Skins' bad business

MIKE GANTER, QMI Agency

, Last Updated: 11:27 AM ET

Sports fans around North America are smiling these days at Daniel Snyder's misfortune.

Or should we say lost fortune, at least a piece of it, in any case.

The Washington Redskins owner, widely considered the worst owner in sports -- comic strip Tank McNamara in 2001 named him Sports Jerk of the Year -- took a financial hit over the weekend when his lost all his equity investment in the recently bankrupted Six Flags amusement park company.

Sadly, they won't be holding any pity parties for the Skins owner. Six Flags didn't come close to wiping him out. Worse still, Snyder is now giving every indication that he's finally ready to be the type of owner that actually sets his team up to win games.

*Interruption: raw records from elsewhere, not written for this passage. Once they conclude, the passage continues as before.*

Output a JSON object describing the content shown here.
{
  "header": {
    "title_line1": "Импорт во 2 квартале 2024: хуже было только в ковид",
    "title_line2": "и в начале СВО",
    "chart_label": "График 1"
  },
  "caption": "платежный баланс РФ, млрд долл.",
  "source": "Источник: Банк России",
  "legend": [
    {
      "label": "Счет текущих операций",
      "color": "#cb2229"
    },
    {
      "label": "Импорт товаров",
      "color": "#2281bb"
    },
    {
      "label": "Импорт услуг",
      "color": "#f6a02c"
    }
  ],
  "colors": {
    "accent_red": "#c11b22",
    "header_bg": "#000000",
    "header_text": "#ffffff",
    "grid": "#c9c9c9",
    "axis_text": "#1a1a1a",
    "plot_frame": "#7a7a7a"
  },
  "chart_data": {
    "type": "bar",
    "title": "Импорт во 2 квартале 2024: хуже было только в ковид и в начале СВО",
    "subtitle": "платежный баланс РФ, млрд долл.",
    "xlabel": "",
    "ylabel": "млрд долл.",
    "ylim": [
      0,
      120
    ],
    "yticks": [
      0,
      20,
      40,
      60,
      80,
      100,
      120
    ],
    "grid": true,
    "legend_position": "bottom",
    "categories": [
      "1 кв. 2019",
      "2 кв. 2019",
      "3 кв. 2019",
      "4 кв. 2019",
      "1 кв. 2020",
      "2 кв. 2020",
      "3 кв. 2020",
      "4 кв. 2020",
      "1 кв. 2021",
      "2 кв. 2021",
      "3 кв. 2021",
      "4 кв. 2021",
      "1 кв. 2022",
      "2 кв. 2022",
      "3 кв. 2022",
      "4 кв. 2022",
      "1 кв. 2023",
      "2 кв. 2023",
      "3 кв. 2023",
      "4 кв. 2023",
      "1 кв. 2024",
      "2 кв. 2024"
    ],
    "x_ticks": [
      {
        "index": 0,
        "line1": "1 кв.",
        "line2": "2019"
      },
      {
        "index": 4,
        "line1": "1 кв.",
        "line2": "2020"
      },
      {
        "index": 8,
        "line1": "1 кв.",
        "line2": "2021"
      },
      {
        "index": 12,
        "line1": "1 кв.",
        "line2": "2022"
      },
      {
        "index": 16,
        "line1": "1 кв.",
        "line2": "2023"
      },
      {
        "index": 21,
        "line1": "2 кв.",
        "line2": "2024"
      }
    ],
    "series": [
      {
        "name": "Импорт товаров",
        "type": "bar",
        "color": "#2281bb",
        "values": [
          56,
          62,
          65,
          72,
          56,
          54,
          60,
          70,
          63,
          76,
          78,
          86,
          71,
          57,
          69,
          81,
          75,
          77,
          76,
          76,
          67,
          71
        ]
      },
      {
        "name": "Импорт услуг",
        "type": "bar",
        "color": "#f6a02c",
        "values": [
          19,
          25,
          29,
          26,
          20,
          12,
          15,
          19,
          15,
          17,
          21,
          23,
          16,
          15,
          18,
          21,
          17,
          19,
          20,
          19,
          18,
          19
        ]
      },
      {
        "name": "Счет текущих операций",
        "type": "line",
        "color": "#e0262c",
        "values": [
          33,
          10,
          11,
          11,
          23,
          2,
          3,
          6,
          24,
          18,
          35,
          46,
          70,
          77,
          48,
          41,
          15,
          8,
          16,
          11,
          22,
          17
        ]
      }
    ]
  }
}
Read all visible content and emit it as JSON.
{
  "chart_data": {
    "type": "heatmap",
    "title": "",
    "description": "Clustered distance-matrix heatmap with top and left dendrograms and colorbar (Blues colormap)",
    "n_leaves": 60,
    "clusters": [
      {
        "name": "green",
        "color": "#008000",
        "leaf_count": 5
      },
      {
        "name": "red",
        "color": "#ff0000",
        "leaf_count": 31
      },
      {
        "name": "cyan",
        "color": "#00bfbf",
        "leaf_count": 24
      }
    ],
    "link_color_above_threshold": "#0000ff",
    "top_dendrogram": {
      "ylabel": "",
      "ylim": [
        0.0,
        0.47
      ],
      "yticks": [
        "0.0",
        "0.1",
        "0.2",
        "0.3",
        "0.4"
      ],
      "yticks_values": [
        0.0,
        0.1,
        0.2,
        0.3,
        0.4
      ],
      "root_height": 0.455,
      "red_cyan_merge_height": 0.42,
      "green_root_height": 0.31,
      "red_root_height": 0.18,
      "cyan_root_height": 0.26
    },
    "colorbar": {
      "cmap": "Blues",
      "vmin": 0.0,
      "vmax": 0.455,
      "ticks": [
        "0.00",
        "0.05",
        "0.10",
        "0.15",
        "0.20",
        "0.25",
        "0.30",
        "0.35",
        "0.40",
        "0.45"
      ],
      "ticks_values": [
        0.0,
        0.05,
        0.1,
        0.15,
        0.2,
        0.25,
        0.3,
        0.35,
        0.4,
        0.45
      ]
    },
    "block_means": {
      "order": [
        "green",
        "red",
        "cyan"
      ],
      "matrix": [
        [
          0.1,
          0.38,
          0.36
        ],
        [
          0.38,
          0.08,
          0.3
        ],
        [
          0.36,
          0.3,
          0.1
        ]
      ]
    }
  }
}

The opposite was the case in his first 10 seasons in the league. Only twice in those 10 years did his Skins finish with a winning record despite, or more correctly, because Snyder treated the team like his own personal fantasy team. They've hosted just one playoff game since 1992. Even the Blue Jays can better that.

But now with a new GM in Bruce Allen and a head coach with a solid track record in Mike Shanahan, his first such coach in seven attempts, even the longest-serving Redskins are optimistic that Snyder's losing ways are over.

Clinton Portis, who has been around for eight of those mostly losing seasons noticed a huge change in attitude in the Skins minicamp in April leading him to suggest "I think (Snyder) got sick of being the laughingstock of the NFC."

The optimism is primarily two-fold. By bringing Shanahan in, Snyder gives the team a proven winner with a resume that demands respect.

The other side is the addition of QB Donovan McNabb, a seven-time Pro Bowl quarterback who even at the age of 34 is a definite upgrade at a position that had been a revolving door.

The Redskins were a solid defensive team a year ago, but incapable of scoring most of the season. Shanahan, McNabb, and a three-headed running game with Portis, Larry Johnson and Willie Parker should address that shortcoming.

The wild card in all of it is how much of a football role Snyder is planning for himself.

If he is the same over-the-top, hands-on owner he has been in his first 10 years, not even the veteran presences of Shanahan and McNabb will save the team.

Snyder has already alienated most of, if it not all, of the Washington fan base. Suing your own season ticket holders will do that for you. The best he can hope for is a winning product on the field and maybe, just maybe, the fan base will turn its attention from hating the owner to loving the product on the field.

The best way Snyder can accomplish that is to stay out of the way. The question though, is he capable of doing that?

History suggests he is not.

TOUGH BEING A KICKER

Josh Scobee might make his family proud if he does in fact qualify for this year's U.S. Open golf championship, but he won't be doing his fellow kickers any favours.

Make it and the abuse the kicking fraternity already takes only gets worse. It's one thing for Bo Jackson, Deion Sanders, and even Brian Jordan to go the two-sport route, but kickers who are routinely accused of being part-time athletes can't afford to give their fellow jocks any more ammunition. Scobee, a scratch golfer, needs to finish in the top five next Monday in Jacksonville to advance to sectional qualifying for the June 17-20 Open at Pebble Beach. His football boss, Jack Del Rio, had this advice for Scobee: "Hit it straight, and when he comes to kick field goals, kick those straight."

AT THE HALF

Adam (Pacman) Jones had been out of football long enough, he had to be wondering if he would ever get another shot. On Monday the Cincinnati Bengals gave him that shot. Jones worked out with the Bengals, reportedly for the second time. Pro Football Talk then reported Tuesday night that the Bengals had signed Jones to a one-year deal. Jones hasn't played since Dec. 28, 2008 ... Looks like Mike Singletary has his guy for at least another five years. The San Francisco 49ers gave Pro Bowl linebacker, and Singletary protege, Patrick Willis a five year contract extension that runs through 2016. The deal is worth $50-million US and will see a first-year bump in pay from $900,000 to $11 million.

FOURTH AND INCHES

Seattle RB LenDale White ended all those questions about his weight with his first appearance at the Seahawks mini-camp. On-lookers said White was so lean, anyone who had seen him when he was carrying over 250 pounds in Tennessee, wouldn't even recognize him.